Allow me to gloat, second. When the Kindle Fire had the center of attention pre-iPhone 4s for all about 2 seconds, we had to hear from all of the press and all of the Kindle Fire fanatics that the Kindle Fire would DESTROY the iPad, that the Kindle Fire set the price point for tablets in the future, that Jeff Bezos would be the next Steve Jobs, blah, blah, blah.

Now, gee, no shit, Amazon is following the same failed strategy as the netbook. Flood the market with OK quality product at a low price. Watch your margins shrink.

Oh wait, though, they would make it back on content sales. But yet again, you have another dumbfuck company looking at the wrong target. IT'S NOT CONTENT THAT MAKES APPLE RICH, IT'S THE HARDWARE, DUMMIES!!! When will these companies learn.

Steve (RIP) said it best, "They just don't get it."

Well excuse me- it's music iTunes content that made the iPod and lack of movie/ video content that has kept the ATV as a lonely hobby. Most people have no idea what the hell an Apple TV is- have you ever even seen a commercial for it?
post #67 of 69
Amazon is doomed!
This isn't the first time Jeff Bezos was predicted doom and gloom. This Fire will sell like hotcakes- perfectly marketed nowwithn TV advertising in time for holiday sales.
post #68 of 69
Quote:
Originally Posted by Jetz View Post

A lot of comments here sound a lot like what people said about Android and the iPad when it launched.

I think most people can understand the appeal, from the (potential) consumer end.

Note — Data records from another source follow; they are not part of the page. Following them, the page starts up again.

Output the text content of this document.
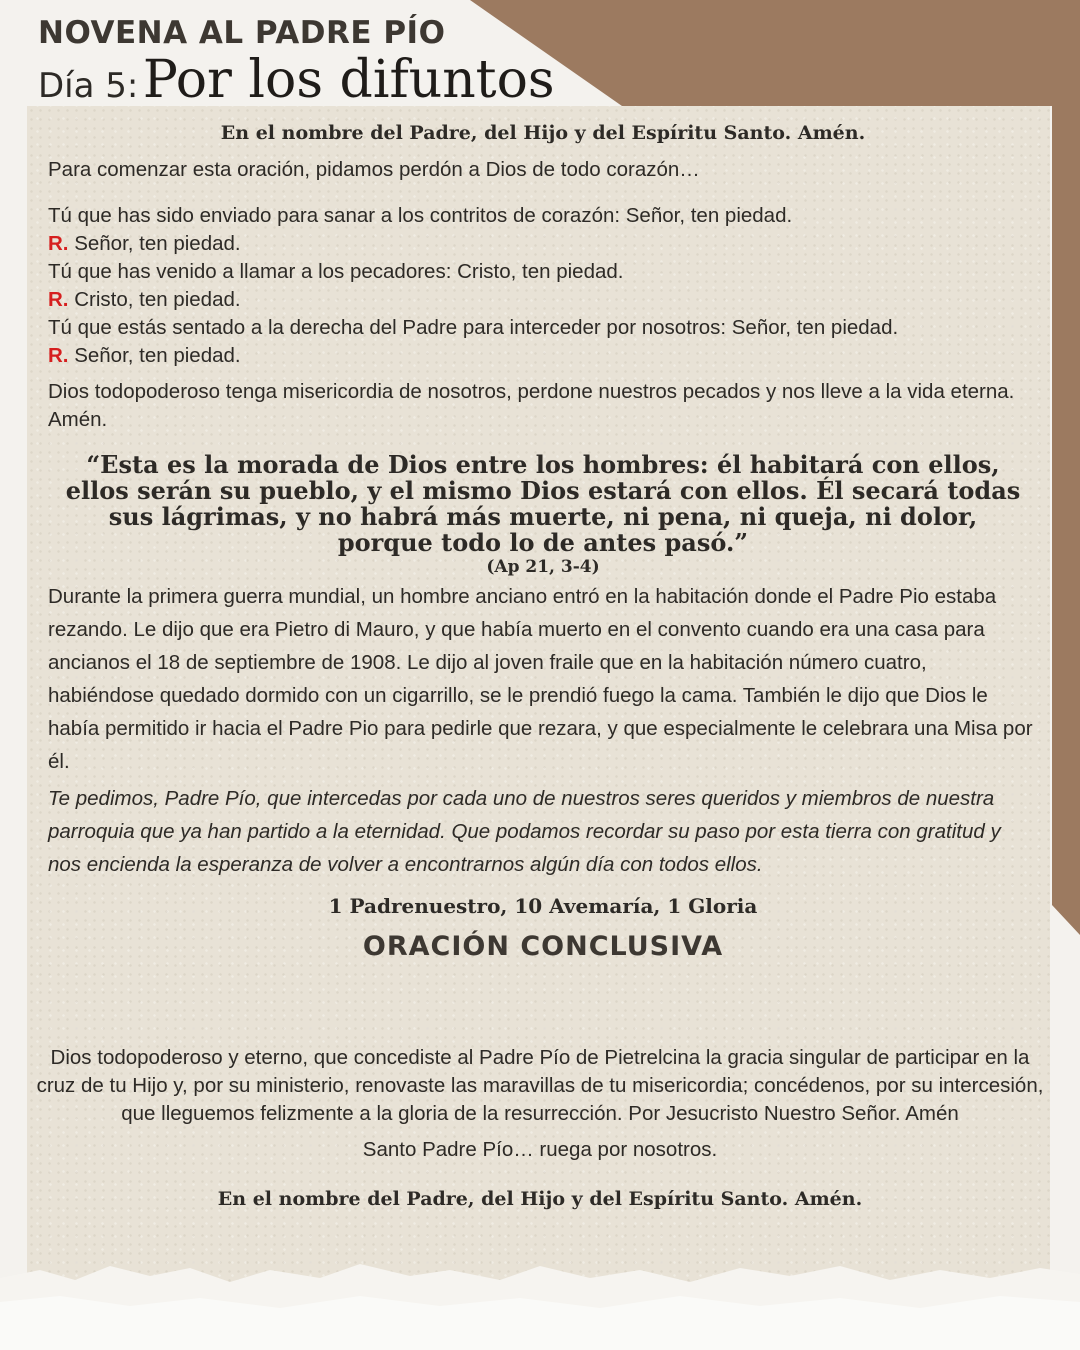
NOVENA AL PADRE PÍO
Día 5: Por los difuntos
En el nombre del Padre, del Hijo y del Espíritu Santo. Amén.

Para comenzar esta oración, pidamos perdón a Dios de todo corazón…

Tú que has sido enviado para sanar a los contritos de corazón: Señor, ten piedad.

R. Señor, ten piedad.

Tú que has venido a llamar a los pecadores: Cristo, ten piedad.

R. Cristo, ten piedad.

Tú que estás sentado a la derecha del Padre para interceder por nosotros: Señor, ten piedad.

R. Señor, ten piedad.

Dios todopoderoso tenga misericordia de nosotros, perdone nuestros pecados y nos lleve a la vida eterna. Amén.

“Esta es la morada de Dios entre los hombres: él habitará con ellos, ellos serán su pueblo, y el mismo Dios estará con ellos. Él secará todas sus lágrimas, y no habrá más muerte, ni pena, ni queja, ni dolor, porque todo lo de antes pasó.”

(Ap 21, 3-4)

Durante la primera guerra mundial, un hombre anciano entró en la habitación donde el Padre Pio estaba rezando. Le dijo que era Pietro di Mauro, y que había muerto en el convento cuando era una casa para ancianos el 18 de septiembre de 1908. Le dijo al joven fraile que en la habitación número cuatro, habiéndose quedado dormido con un cigarrillo, se le prendió fuego la cama. También le dijo que Dios le había permitido ir hacia el Padre Pio para pedirle que rezara, y que especialmente le celebrara una Misa por él.

Te pedimos, Padre Pío, que intercedas por cada uno de nuestros seres queridos y miembros de nuestra parroquia que ya han partido a la eternidad. Que podamos recordar su paso por esta tierra con gratitud y nos encienda la esperanza de volver a encontrarnos algún día con todos ellos.

1 Padrenuestro, 10 Avemaría, 1 Gloria
ORACIÓN CONCLUSIVA

Dios todopoderoso y eterno, que concediste al Padre Pío de Pietrelcina la gracia singular de participar en la cruz de tu Hijo y, por su ministerio, renovaste las maravillas de tu misericordia; concédenos, por su intercesión, que lleguemos felizmente a la gloria de la resurrección. Por Jesucristo Nuestro Señor. Amén

Santo Padre Pío… ruega por nosotros.

En el nombre del Padre, del Hijo y del Espíritu Santo. Amén.
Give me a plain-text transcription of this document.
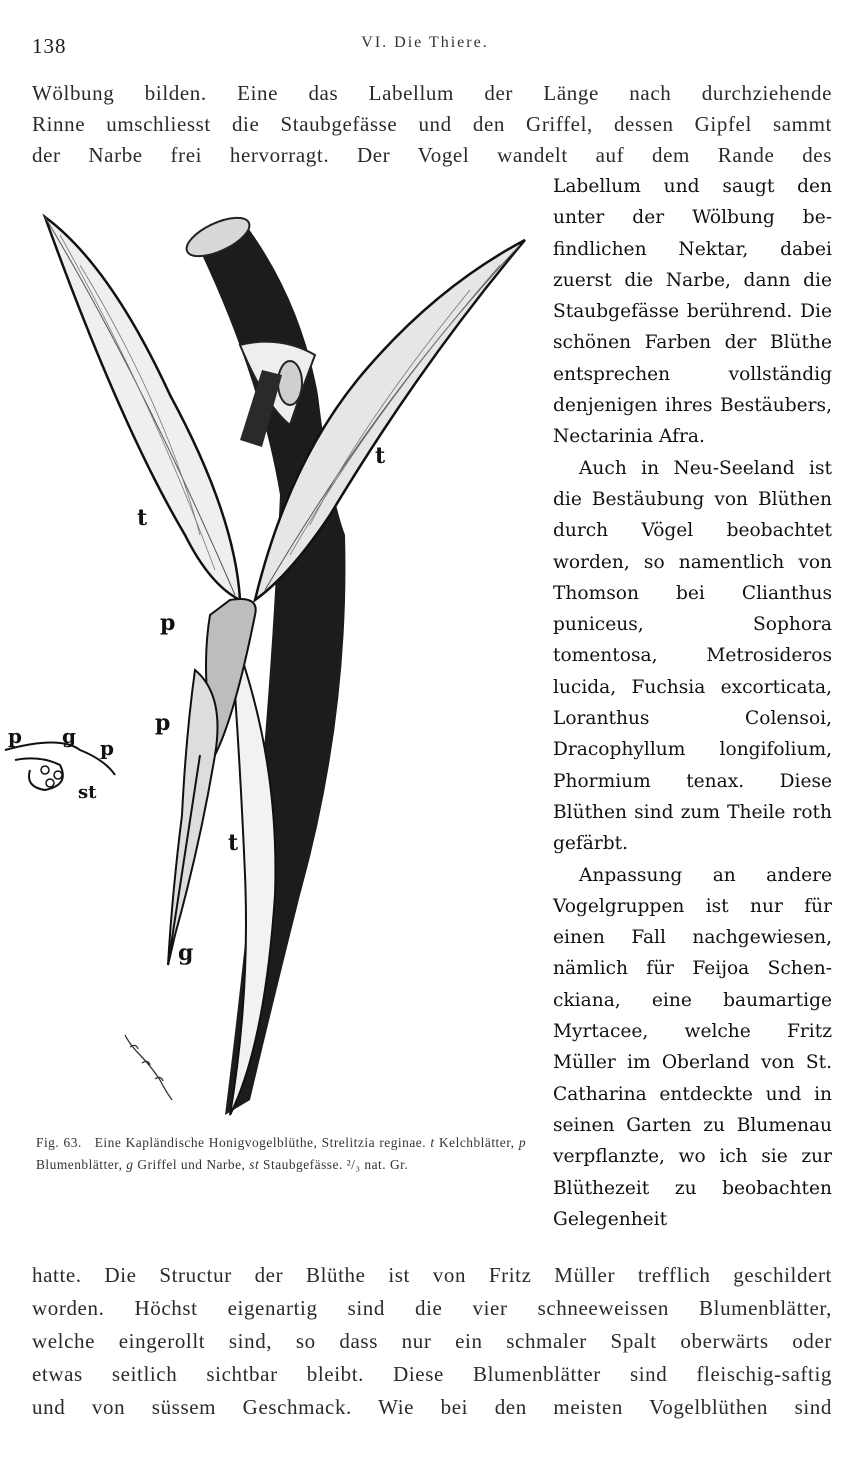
138	VI. Die Thiere.
Wölbung bilden. Eine das Labellum der Länge nach durchziehende
Rinne umschliesst die Staubgefässe und den Griffel, dessen Gipfel sammt
der Narbe frei hervorragt. Der Vogel wandelt auf dem Rande des

Labellum und saugt den unter der Wölbung befindlichen Nektar, dabei zuerst die Narbe, dann die Staubgefässe berührend. Die schönen Farben der Blüthe entsprechen vollständig denjenigen ihres Bestäubers, Nectarinia Afra.

Auch in Neu-Seeland ist die Bestäubung von Blüthen durch Vögel beobachtet worden, so namentlich von Thomson bei Clianthus puniceus, Sophora tomentosa, Metrosideros lucida, Fuchsia excorticata, Loranthus Colensoi, Dracophyllum longifolium, Phormium tenax. Diese Blüthen sind zum Theile roth gefärbt.

Anpassung an andere Vogelgruppen ist nur für einen Fall nachgewiesen, nämlich für Feijoa Schenckiana, eine baumartige Myrtacee, welche Fritz Müller im Oberland von St. Catharina entdeckte und in seinen Garten zu Blumenau verpflanzte, wo ich sie zur Blüthezeit zu beobachten Gelegenheit

t
t
t
p
p
g
p g p
st
Fig. 63. Eine Kapländische Honigvogelblüthe, Strelitzia reginae. t Kelchblätter, p Blumenblätter, g Griffel und Narbe, st Staubgefässe. ²/₃ nat. Gr.
hatte. Die Structur der Blüthe ist von Fritz Müller trefflich geschildert
worden. Höchst eigenartig sind die vier schneeweissen Blumenblätter,
welche eingerollt sind, so dass nur ein schmaler Spalt oberwärts oder
etwas seitlich sichtbar bleibt. Diese Blumenblätter sind fleischig-saftig
und von süssem Geschmack. Wie bei den meisten Vogelblüthen sind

What I, and others, are questioning is how exactly Amazon plans on making money.

If it's true that they are selling each Fire at a loss, then they have to make-up for that loss through profits that are driven by someone owning the Fire.

I don't know enough about Amazon's business to know if this is possible, likely, or whatever. I also don't know if there are enough untapped markets in which Amazon can use the Fire (where they couldn't have relied on simply making money their old fashioned way). I just don't know.

But selling a piece of hardware at a loss, and hoping that people will gobble up content for a small margin, thus recouping the initial loss and leading to profits ... that sounds like at least a semi-dangerous plan, in this particular market. Doesn't it?
post #69 of 69
Quote:
Originally Posted by jackpolet View Post

But kindle is suitable for vocational and holiday tours like 2 or 3 weeks time.

The iPad outlasts the Kindle Fire. You're referring to the eInk-based Kindles though the article is referring to the Kindle Fire eroding Amazon margins.